The meaning of $\ast$ in $\{0,1\}^\ast$ and of $\lambda$ such that $\forall x\in\{0,1\}^\ast$ we have $\lambda x=x$.

Question

I have the following homework problem.

(a) Prove by structural induction that for all $x ∈\{ 0 , 1 \} ^∗$ , $λx = x$.

(b) Consider the function reverse : $\{ 0 , 1 \}^∗ → \{ 0 , 1 \} ^∗$ which reverses a binary string, e.g, reverse $(01001) = 10010$. Give an inductive definition for reverse . (Assume that we defined { 0 , 1 } $^∗$ and concatenation of binary strings as we did in lecture.)

(c) Using your inductive definition, prove that for all $x,y ∈ \{ 0 , 1 \} ^∗$ , reverse ($xy$) = reverse ($y$) reverse ($x$). (You may assume that concatenation is associative, i.e., for all $x,y,z ∈ \{ 0 , 1 \} ^∗$ , $x ( yz ) = ( xy ) z$ .

I understand how to do (c), but do not understand what "$\{ 0 , 1 \} ^∗$" is (specifically I don't understand what the asterisk denotes, otherwise I would assume it is just the set containing 1 and 0) and what "$λ$" is.

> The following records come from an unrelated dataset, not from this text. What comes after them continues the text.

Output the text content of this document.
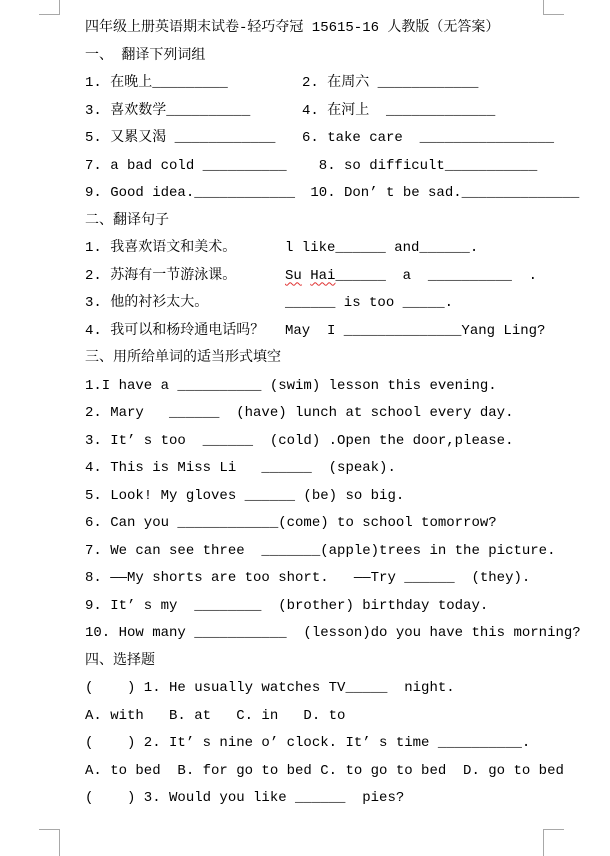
四年级上册英语期末试卷-轻巧夺冠 15615-16 人教版（无答案）
一、 翻译下列词组
1. 在晚上_________	2. 在周六 ____________
3. 喜欢数学__________	4. 在河上  _____________
5. 又累又渴 ____________	6. take care  ________________
7. a bad cold __________	8. so difficult___________
9. Good idea.____________ 10. Don’ t be sad.______________
二、翻译句子
1. 我喜欢语文和美术。	l like______ and______.
2. 苏海有一节游泳课。	Su Hai______  a  __________  .
3. 他的衬衫太大。	______ is too _____.
4. 我可以和杨玲通电话吗？	May  I ______________Yang Ling?
三、用所给单词的适当形式填空
1.I have a __________ (swim) lesson this evening.
2. Mary   ______  (have) lunch at school every day.
3. It’ s too  ______  (cold) .Open the door,please.
4. This is Miss Li   ______  (speak).
5. Look! My gloves ______ (be) so big.
6. Can you ____________(come) to school tomorrow?
7. We can see three  _______(apple)trees in the picture.
8. ——My shorts are too short.   ——Try ______  (they).
9. It’ s my  ________  (brother) birthday today.
10. How many ___________  (lesson)do you have this morning?
四、选择题
(    ) 1. He usually watches TV_____  night.
A. with   B. at   C. in   D. to
(    ) 2. It’ s nine o’ clock. It’ s time __________.
A. to bed  B. for go to bed C. to go to bed  D. go to bed
(    ) 3. Would you like ______  pies?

Most of my questions about (a) and (b) stem from these misunderstandings.

Any help would be appreciated.

Answer 1

The asterisk is the Kleene star and $\lambda$ is the empty word. The latter is more commonly denoted by $\varepsilon$. Some authors use $1$ as well (especially when considering, say, $X^*$ as a monoid for some set $X$, under concatenation).